Sunday, November 22, 2009

La main est une chose (Jean-Paul Henry)

Je ne sais pas vous, mais moi je n'ai rien vu. Ni la main, ni le but. Ou plutôt: ni les mains, ni le but. Car Thierry Henry, ou plutôt sa main - Freud nous a au moins appris ça, tout ce que fait notre main n'est pas volontaire, on peut parler de réflexe, mais allons plus loin, et parlons de "lapsus" (après le "lapsus linguae", à l'oral, le "lapsus calami", à l'écrit, voici donc le "lapsus manus", à la main), sa main a commis deux lapsus. Ce qui est intéressant, c'est donc qu'on a affaire à un double lapsus. C'est vrai, ça commence à faire beaucoup, mais quand on aime (l'équipe de France), on ne compte pas (ses lapsus manus).

Pourtant, l'équipe de France de philo (hélas! défunte) compte, elle, des commentateurs autrement qualifiés, même s'il est vrai qu'eux aussi utilisent pour ce faire exclusivement les mains. Les mauvaises langues diront qu'il arrivait parfois à Sartre d'écrire comme ses pieds, mais à sa décharge, ces accidents de plume ne lui arrivaient que lorsqu'il était dopé. L'Etre et le Néant, de son propre aveu, fut écrit sous amphétamines. Suite à cet aveu scandaleux, nous ne pouvons qu'engager les inventeurs du devoir de réserve pour écrivains à ajouter à leur liste pour le Père Fouettard le contrôle antidopage dans les toilettes du Flore.

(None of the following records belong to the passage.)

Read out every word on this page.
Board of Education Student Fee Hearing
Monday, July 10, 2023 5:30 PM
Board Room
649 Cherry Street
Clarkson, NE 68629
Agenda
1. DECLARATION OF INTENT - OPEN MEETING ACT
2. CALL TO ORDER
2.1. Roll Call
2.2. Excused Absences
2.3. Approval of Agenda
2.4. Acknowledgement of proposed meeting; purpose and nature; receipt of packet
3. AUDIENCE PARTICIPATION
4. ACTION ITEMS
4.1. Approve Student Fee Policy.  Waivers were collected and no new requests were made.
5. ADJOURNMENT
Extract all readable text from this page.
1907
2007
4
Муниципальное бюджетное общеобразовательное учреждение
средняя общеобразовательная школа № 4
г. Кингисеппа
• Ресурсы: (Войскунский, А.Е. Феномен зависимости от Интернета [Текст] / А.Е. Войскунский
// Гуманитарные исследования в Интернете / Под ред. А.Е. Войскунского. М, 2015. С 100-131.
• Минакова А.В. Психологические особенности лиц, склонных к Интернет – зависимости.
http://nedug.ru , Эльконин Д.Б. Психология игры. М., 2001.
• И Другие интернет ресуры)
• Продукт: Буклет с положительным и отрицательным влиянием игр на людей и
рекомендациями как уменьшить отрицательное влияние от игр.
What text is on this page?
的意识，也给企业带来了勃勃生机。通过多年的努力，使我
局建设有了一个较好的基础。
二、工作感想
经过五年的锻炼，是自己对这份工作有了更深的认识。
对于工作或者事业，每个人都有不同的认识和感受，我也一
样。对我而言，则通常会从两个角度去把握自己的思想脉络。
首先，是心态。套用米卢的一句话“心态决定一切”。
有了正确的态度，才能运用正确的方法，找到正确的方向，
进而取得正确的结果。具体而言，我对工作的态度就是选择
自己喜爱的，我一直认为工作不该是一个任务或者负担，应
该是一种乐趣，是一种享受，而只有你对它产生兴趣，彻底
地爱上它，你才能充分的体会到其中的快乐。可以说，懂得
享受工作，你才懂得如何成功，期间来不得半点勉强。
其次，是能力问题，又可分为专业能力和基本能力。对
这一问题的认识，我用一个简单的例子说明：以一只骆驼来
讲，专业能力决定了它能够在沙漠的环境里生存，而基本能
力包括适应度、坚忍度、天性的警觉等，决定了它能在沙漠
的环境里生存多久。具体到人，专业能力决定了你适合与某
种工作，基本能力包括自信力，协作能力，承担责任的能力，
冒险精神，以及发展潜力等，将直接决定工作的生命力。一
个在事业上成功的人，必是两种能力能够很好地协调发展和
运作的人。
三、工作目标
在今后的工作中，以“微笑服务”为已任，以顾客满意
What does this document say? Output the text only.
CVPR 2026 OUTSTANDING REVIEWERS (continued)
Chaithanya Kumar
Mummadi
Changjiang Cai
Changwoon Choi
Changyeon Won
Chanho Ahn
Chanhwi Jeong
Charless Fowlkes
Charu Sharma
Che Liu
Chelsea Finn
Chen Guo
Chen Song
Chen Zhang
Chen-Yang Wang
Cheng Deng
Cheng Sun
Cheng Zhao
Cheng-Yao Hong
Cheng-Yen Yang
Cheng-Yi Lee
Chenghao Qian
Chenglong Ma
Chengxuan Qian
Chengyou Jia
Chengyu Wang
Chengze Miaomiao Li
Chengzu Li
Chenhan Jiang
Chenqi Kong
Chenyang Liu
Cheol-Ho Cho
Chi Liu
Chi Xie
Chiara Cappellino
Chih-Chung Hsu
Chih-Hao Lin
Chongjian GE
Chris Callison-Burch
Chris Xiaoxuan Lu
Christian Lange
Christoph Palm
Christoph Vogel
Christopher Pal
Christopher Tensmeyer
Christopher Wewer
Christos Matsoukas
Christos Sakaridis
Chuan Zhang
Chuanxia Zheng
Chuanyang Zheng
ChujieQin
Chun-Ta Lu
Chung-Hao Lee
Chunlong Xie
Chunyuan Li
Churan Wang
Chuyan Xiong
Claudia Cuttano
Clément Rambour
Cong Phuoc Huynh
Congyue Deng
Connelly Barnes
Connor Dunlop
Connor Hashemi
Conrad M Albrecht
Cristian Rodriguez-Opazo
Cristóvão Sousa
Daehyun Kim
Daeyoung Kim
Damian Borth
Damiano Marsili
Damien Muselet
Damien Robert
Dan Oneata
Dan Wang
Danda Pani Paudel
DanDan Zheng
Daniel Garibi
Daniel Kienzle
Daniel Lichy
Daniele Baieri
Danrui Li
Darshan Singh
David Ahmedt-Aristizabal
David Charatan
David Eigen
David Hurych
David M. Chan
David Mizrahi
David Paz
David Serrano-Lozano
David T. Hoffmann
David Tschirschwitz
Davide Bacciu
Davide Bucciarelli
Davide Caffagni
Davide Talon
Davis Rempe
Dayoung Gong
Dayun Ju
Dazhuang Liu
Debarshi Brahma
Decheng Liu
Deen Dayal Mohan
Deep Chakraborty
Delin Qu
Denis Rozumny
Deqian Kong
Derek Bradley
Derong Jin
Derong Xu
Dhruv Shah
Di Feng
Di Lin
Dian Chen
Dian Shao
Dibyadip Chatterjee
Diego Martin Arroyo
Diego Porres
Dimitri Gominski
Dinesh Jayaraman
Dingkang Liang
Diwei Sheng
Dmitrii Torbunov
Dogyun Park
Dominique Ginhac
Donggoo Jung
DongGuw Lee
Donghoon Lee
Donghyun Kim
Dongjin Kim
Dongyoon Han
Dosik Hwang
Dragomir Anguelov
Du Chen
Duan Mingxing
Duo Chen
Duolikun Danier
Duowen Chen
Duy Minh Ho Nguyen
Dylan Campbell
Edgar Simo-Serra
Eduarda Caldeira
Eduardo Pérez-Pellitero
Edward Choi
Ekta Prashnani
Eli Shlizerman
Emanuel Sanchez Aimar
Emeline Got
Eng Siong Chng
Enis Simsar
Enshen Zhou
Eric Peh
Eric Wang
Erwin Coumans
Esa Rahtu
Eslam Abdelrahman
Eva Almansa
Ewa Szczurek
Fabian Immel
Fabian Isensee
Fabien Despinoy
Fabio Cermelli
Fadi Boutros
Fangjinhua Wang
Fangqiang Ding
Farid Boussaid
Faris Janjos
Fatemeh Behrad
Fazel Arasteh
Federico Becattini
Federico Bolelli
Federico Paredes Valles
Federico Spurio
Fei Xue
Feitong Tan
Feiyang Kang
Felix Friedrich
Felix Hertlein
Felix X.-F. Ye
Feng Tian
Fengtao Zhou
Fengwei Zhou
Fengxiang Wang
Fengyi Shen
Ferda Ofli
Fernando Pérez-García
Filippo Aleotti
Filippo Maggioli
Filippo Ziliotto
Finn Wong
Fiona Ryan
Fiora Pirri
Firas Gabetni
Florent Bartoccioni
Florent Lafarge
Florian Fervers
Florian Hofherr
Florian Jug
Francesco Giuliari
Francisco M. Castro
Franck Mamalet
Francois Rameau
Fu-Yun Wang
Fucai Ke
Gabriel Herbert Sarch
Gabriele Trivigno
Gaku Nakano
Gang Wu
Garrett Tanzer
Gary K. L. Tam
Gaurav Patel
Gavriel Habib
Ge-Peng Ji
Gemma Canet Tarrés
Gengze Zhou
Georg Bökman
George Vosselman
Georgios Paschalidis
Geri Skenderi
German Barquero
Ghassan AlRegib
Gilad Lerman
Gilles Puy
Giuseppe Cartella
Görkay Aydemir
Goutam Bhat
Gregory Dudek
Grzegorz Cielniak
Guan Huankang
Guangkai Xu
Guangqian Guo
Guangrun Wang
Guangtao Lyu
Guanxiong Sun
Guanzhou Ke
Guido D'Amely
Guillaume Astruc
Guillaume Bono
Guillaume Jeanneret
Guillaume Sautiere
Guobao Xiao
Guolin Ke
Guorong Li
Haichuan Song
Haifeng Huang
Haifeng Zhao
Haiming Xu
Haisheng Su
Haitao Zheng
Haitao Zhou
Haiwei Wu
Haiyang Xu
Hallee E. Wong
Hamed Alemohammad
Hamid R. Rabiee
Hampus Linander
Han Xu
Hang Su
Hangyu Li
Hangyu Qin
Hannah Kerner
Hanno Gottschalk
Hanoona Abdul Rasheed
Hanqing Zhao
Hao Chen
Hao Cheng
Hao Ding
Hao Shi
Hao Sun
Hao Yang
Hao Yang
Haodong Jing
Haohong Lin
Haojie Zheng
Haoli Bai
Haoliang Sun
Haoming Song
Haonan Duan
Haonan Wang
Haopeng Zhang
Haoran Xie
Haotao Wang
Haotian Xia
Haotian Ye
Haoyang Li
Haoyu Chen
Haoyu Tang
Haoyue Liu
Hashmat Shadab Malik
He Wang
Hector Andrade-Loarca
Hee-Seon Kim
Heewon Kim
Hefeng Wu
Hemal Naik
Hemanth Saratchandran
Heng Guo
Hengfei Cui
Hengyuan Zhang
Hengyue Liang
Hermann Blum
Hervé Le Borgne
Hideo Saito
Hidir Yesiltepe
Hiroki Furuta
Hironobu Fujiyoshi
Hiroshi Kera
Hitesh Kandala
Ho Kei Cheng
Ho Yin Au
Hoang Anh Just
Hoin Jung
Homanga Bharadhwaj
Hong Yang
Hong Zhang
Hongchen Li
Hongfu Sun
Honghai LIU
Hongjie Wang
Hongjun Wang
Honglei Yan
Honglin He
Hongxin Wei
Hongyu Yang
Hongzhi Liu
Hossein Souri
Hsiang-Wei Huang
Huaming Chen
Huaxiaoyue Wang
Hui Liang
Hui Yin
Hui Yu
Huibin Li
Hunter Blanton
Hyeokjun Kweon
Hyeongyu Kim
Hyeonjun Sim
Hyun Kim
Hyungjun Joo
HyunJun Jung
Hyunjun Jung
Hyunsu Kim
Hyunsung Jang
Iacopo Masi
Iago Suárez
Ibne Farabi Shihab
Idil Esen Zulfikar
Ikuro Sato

C'est Sartre, pourtant, athlète de terrasses de café et de chambres d'hôtel, oui, l'auteur des "Mains sales", qui va nous éclairer sur cette "faute" de la main. Faute ou erreur? La main, dit Sartre, sait toujours ce qu'elle fait. Croire le contraire, c'est faire preuve de mauvaise foi. Prenons cette femme, propose Sartre, qui se rend à un premier rendez-vous. Pour la beauté de la chose, trichons un peu nous aussi, et imaginons-la irlandaise: « Elle sait très bien les intentions que l'homme qui lui parle nourrit à son égard. Elle sait aussi qu'il lui faudra prendre tôt ou tard une décision. Mais elle ne veut pas en sentir l'urgence. » Car, comme l'équipe de France, cet homme s'est donné 90 minutes, plus prolongations si nécessaire, pour conclure. Certes, cet homme n'a pas de sponsors qui l'incitent grassement à l'emporter, son désir ne s'ancre que dans la loi de l'espèce, ce n'est pas Adidas qui lui donne envie de Niker, il a juste envie de baiser, mais poursuivons l'analogie (et rappelons que Nikè, en grec, signifie victoire). Car l'équipe d'Irlande, comme notre Irlandaise du Flore, « refuse de saisir le désir pour ce qu'il est, elle ne lui donne même pas de nom, elle ne le reconnaît que dans la mesure où il se transcende vers l'admiration, l'estime et le respect. »

Et quand l'homme lui prend la main, au vu et au su de tous, elle fait comme si de rien n'était, « elle entraîne son interlocuteur jusqu'aux régions les plus élevées de la spéculation sentimentale». "Fair play", "honneur", "mérite", tous ces mots creux viennent habiller la pulsion reptilienne, ou mammifère, disons - la spéculation, de mauvaise foi, fait comme si le désir n'existait pas. « Et pendant ce temps, le divorce du corps et de l'âme est accompli ; la main repose inerte entre les mains chaudes de son partenaire : ni consentante ni résistante – une chose. »

Le capitaine de l'équipe de France de football confirme donc l'analyse du capitaine de l'équipe de France de philo: la main est une chose. Et L'Irlandaise s'est bien fait baiser.